Pubblicato in origine sul numero del 26 maggio del settimanale Cuneodice: ogni giovedì in edicola
Via Sobrero n.11. Scendendo la rampa che porta nel cortile, incastonato in mezzo ai palazzi, si arriva di fronte all’officina di un meccanico. Girando a destra e continuando il percorso si incontrano una serie di garage, gli ingressi dei condomini e una sorta di capannone semi industriale, di circa 400 m², oggi vuoto. Come ancora suggerisce la targhetta adesiva sul citofono, qui sorgeva il Modulo: fucina artistico culturale nata nei primi anni 2000.
Aprire la porta d’ingresso era varcare un confine e finire catapultati in una dimensione anomala rispetto al contesto cittadino in cui era collocato, dentro un ambiente dove predominavano la purezza e la pulizia del colore bianco, quasi “un’astronave” fuori dal tempo e dallo spazio. Al Modulo, entità multiforme e isola sonora, pulsavano le anime e i cuori dei suoi fondatori: Paolo Beltrando, Piercarlo Bormida, Riccardo Parravicini e Michele Dimiccoli. Un laboratorio visionario che nasceva dall’idea di creare uno spazio, assente in città, utile e funzionale alla comunità dei giovani artisti cuneesi. Dalla mancanza nasceva un luogo unico: vivere in una provincia “depressa” e sofferente può trasformarsi in opportunità e in spinta creativa per la bellezza. Al suo interno c’erano uno studio grafico e di elettronica e sound design (origine di Betulla Records, etichetta oggi ancora attiva), uno studio di registrazione e la leggendaria sala prove creata, inizialmente, “per la cricca di amici musicisti che non avevano uno spazio per suonare” racconta Piercarlo Bormida. Quella sala, dove sono passate quasi tutte le band della scena locale, negli ultimi anni diventerà la sala prove dei Marlene Kuntz.

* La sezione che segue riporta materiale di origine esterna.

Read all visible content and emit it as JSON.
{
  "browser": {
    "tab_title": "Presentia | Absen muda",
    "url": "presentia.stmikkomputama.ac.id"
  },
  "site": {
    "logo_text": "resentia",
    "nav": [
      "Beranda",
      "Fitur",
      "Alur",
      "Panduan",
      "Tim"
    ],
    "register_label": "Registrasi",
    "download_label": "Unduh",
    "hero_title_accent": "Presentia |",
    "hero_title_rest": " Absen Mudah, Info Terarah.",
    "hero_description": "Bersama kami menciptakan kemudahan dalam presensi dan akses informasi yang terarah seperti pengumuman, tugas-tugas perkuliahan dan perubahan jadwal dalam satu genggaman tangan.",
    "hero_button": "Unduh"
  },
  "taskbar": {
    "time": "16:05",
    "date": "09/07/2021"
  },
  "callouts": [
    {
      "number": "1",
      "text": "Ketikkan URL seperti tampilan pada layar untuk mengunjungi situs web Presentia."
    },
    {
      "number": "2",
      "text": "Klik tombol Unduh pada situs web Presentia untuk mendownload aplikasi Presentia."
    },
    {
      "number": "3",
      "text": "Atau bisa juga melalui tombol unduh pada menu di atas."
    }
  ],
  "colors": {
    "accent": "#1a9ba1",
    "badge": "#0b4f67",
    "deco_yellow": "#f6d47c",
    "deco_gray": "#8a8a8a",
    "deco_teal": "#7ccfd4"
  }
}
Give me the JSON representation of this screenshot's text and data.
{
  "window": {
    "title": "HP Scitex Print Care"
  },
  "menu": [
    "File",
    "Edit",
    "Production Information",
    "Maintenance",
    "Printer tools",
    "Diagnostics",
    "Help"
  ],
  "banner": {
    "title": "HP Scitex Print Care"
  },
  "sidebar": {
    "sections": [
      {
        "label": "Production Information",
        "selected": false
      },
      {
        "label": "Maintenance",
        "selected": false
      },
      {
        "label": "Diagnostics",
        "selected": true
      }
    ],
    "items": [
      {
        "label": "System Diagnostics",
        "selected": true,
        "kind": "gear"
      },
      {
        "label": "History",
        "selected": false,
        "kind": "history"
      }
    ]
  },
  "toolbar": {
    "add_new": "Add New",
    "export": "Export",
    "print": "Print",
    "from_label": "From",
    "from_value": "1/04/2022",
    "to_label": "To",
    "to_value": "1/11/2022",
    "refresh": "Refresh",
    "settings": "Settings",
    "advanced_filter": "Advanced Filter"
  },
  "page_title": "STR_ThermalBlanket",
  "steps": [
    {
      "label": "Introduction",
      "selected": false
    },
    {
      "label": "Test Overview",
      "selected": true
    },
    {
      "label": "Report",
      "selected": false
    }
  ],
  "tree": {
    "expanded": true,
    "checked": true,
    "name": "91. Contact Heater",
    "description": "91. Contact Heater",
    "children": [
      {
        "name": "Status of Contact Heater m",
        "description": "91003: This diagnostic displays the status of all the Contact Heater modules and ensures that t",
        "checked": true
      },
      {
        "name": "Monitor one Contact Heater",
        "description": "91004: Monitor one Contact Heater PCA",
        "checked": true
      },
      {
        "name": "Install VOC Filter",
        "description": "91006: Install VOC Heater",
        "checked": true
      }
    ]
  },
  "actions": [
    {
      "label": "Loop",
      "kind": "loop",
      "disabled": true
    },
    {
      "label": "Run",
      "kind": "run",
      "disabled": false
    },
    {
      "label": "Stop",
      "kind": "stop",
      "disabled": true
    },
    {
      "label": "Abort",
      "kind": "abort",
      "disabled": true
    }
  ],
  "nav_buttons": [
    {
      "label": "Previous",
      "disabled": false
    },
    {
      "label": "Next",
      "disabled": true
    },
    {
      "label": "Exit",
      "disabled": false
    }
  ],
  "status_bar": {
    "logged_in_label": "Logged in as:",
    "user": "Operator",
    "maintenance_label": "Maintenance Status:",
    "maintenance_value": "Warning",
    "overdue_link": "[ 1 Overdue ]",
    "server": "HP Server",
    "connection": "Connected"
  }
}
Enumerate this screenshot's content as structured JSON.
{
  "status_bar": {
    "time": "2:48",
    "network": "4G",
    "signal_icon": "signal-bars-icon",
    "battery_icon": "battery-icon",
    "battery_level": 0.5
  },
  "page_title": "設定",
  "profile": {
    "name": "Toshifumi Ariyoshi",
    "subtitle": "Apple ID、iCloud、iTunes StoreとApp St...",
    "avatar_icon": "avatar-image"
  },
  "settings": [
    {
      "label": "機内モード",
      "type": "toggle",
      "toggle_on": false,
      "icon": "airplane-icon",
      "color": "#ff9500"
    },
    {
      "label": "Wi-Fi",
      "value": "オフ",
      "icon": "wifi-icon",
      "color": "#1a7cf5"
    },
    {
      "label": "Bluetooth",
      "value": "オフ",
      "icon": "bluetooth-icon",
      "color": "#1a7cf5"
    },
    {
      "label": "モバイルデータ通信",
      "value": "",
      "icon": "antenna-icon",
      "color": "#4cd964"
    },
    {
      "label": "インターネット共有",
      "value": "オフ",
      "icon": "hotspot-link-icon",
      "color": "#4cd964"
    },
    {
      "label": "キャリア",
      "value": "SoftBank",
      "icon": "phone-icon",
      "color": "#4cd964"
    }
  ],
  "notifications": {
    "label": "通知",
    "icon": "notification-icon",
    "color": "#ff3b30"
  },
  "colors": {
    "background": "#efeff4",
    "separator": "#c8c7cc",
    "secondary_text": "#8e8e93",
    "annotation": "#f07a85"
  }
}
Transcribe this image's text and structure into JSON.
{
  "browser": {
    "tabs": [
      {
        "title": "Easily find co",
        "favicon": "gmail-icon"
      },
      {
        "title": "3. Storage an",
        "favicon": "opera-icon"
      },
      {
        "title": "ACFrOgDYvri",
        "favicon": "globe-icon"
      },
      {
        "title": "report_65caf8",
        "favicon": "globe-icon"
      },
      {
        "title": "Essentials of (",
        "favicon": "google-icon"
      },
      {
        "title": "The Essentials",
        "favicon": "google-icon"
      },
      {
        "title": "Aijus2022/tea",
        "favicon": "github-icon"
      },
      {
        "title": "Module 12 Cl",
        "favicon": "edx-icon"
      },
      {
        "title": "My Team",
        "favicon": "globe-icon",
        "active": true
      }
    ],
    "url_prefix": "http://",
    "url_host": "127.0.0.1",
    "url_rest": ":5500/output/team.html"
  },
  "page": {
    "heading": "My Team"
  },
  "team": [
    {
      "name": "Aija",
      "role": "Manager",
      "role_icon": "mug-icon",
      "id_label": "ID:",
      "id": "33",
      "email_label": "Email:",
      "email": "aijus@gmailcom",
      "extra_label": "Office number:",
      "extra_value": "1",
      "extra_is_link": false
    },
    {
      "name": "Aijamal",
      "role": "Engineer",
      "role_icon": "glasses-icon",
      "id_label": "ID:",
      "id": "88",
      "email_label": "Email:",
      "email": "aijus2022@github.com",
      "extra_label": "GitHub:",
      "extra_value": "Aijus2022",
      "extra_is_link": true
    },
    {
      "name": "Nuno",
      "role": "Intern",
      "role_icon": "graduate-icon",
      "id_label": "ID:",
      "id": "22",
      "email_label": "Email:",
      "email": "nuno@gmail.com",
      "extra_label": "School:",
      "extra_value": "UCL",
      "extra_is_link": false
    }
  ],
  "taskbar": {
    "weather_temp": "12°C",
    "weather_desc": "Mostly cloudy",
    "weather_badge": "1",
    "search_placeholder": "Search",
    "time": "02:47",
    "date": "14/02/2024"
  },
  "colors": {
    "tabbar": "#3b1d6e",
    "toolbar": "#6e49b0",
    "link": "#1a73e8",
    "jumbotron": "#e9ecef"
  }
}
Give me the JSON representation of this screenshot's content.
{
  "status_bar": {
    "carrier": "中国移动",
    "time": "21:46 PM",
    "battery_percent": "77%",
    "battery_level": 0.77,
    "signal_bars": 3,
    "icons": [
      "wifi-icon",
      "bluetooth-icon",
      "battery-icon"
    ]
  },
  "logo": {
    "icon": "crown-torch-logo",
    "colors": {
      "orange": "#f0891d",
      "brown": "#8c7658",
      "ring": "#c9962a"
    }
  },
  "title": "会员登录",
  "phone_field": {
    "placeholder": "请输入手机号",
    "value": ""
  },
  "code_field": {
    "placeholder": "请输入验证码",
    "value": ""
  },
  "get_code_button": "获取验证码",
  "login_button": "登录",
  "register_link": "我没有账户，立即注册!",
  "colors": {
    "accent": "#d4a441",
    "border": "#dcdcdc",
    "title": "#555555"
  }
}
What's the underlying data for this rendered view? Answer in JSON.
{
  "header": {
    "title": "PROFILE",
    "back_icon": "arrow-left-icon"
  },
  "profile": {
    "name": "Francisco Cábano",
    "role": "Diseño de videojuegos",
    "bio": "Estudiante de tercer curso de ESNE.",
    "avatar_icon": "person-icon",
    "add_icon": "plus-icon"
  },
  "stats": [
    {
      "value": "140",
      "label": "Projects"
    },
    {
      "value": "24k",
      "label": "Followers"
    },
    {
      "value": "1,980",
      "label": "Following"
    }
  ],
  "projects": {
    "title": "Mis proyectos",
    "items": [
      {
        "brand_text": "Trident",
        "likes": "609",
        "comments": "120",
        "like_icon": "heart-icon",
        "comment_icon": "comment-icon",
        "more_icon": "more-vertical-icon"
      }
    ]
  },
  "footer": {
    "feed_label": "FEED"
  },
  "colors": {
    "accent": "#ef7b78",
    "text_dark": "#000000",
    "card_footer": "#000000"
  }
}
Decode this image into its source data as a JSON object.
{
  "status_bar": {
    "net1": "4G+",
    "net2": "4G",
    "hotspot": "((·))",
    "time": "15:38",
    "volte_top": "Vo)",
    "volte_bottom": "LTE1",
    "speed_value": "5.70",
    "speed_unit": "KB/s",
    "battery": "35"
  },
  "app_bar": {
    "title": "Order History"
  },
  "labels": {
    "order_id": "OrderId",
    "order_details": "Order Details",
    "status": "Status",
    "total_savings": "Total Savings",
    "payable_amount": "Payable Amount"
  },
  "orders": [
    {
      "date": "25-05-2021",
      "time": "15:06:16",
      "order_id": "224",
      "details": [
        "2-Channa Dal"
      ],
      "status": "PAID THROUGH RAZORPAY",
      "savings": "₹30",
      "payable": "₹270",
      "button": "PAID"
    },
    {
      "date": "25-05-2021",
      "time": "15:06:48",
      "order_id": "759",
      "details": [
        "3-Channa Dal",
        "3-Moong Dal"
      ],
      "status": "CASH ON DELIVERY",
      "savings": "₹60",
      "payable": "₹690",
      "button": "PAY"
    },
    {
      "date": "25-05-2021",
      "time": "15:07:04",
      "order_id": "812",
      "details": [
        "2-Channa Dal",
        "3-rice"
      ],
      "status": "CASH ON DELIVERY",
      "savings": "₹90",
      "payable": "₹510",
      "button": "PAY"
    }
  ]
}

In poco tempo il Modulo si affermava come polo di riferimento per gli artisti che gravitavano nel circuito della grafica o della musica underground in provincia. Nello studio di registrazione, oltre a tantissimi gruppi locali (Lou Seriol, La Macabra Moka, Space Paranoids e Anudo, per citarne qualcuno) sono passati anche nomi come Niccolò Fabi, Daniele Silvestri, Max Gazzè, Levante, Mario Venuti e, naturalmente, i Marlene Kuntz (di casa e ultimi a rimanere fino alla chiusura definitiva nel 2018, quando gli altri studi erano già chiusi da qualche anno): “Un luogo vivo, interessante per gli scambi culturali che si creavano e con un sacco di artisti che andavano e venivano”.
Come “valvola di sfogo” e espressione di ciò che qui nasceva concettualmente venne creato il Plaid. Presi in gestione i locali di via Sette Assedi 4, si restituiva un’impronta artistico culturale, dopo anni di utilizzo per attività commerciali, allo spazio che un tempo ospitava il primo Circolo Nuvolari. Il Plaid, nome che richiama l’immagine della coperta ma in realtà tributo al duo elettronico britannico, tutt’ora attivo, era un contenitore con spettacoli, conferenze, proiezioni di film di nicchia, dj set e, ovviamente, tantissima musica live. Insieme al Modulo, uno spazio di grande fervore creativo: “Il Modulo è stato un ‘La’ per risvegliare Cuneo e le coscienze. Nel nome c’era il riferimento al concetto di modulare: ci piaceva l’idea che potesse svilupparsi dentro altri spazi, con altre persone e in altre città. Un luogo importante che ha permesso di connettere una serie di persone, che forse non si sarebbero mai conosciute, e di far nascere tanti nuovi progetti. Se, a volte, il provincialismo porta a evitare le collaborazioni con altri artisti, per invidia o arroganza, qui era nato un atteggiamento opposto. Luoghi così sono vitali per tutte le città, non solo per quelle provinciali. Speriamo ci siano altri Moduli”.